György Ligeti (1923-2006): Atmosphères. Frankfurt Radio Symphony cond. Christoph Eschenbach (Duration: 08:27; Video: 1080p HD)

Ligeti’s biographer, Robert Cummings wrote that the composer was “one of the most important avant-garde composers in the latter half of the twentieth century and one of the most innovative and influential among progressive figures of his time. You might not be familiar with his name but if you’ve seen the film 2001: A Space Odyssey, you’ve heard this work already. During the film, it’s played in its entirety. One of Ligeti’s musical trademarks was something he described as “micro polyphony” which means clusters of sounds, created by many different notes sounding simultaneously. The enormous printed score is incredibly complex with a single part for each instrument in the orchestra.

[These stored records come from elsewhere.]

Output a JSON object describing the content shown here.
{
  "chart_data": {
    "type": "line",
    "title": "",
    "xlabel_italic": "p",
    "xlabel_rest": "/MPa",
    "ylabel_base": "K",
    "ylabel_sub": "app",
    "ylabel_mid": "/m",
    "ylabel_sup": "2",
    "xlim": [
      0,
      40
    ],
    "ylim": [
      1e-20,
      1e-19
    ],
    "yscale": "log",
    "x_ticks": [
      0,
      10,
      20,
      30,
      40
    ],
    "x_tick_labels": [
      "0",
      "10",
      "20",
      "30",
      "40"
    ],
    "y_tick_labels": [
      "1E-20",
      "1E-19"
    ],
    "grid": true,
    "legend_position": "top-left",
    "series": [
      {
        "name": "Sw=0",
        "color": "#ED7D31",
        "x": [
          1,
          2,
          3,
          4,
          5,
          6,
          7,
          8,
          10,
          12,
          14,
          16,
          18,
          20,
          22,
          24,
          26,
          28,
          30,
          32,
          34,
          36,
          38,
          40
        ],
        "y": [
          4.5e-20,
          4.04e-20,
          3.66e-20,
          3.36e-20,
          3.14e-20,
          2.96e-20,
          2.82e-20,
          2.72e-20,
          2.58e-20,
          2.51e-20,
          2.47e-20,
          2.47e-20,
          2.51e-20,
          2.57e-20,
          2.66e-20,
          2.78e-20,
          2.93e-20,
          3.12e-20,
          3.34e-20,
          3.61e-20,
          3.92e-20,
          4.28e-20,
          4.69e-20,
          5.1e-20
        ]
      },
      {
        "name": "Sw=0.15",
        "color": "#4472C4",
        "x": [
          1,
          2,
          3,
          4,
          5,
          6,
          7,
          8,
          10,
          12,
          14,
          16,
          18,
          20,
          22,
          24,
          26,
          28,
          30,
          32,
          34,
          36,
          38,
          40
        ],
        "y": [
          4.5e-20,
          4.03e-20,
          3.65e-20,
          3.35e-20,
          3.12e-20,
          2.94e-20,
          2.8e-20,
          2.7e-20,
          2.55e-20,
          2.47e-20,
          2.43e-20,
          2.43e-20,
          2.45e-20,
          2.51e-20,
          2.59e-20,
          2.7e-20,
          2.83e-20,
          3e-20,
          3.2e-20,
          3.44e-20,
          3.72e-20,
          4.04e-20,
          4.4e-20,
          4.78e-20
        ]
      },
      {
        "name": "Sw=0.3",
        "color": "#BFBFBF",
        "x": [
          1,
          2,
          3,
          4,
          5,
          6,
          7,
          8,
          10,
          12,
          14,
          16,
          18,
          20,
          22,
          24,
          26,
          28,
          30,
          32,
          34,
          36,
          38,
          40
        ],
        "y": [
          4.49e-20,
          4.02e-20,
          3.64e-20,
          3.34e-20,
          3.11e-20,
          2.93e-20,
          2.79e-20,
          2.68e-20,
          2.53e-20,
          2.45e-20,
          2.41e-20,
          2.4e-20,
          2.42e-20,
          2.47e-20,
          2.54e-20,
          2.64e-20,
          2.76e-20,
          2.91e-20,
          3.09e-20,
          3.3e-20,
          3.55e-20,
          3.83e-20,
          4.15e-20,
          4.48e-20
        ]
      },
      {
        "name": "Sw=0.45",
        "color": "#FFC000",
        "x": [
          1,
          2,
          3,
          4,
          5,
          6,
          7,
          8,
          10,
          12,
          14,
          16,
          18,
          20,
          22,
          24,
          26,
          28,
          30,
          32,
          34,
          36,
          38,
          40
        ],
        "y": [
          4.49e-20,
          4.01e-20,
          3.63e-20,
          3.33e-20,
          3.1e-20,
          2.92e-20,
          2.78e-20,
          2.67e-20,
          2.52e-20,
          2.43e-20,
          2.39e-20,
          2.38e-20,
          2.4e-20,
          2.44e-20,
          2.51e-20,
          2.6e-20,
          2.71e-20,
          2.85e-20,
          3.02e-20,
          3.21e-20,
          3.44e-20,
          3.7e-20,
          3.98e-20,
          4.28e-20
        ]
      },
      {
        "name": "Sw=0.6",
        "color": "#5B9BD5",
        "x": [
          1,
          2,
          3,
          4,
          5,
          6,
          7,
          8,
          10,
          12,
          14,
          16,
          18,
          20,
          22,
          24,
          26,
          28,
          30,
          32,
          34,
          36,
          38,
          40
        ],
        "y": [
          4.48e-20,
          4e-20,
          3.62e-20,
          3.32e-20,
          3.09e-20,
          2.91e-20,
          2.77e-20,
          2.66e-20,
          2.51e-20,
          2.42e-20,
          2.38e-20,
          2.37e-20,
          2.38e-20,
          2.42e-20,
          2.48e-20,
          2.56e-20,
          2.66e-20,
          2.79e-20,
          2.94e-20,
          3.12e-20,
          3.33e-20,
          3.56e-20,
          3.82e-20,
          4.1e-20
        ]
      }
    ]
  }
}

Atmosphères was commissioned in 1961 by Southwest German Radio and given its first performance the same year. It put Ligeti’s music on the map and brought him international recognition. Ligeti described his musical style as, “Music as frozen time, as an object in an imaginary space. To hold on to time, to suspend its disappearance, to confine it in the present moment, this is my primary goal in composition.” And indeed, from the very beginning of the piece we hear his micro-polyphony effect with over fifty different notes played simultaneously on the strings and woodwinds.



So don’t listen out for catchy melodies and foot-tapping rhythms because Ligeti has moved on from such worldly things. Even though the music is not about space, or even about anything for that matter, it seems to evoke a kind of space-like timelessness. Sometimes, through the cloud-like texture of the sound clusters, bright peaks of harmony shine out like shards of light. Other times, there is almost silence. The music somehow feels organic and it always reminds me of those expansive murals by Mark Rothko; those vast canvases of vague shapes and subdued colours. I suppose, like the paintings, some people might consider this “difficult” music, but it’s only difficult for people who can’t listen with “open ears”, putting aside their personal expectations of music ought to sound like, and allowing Ligeti’s unique musical language speak to them in its own way.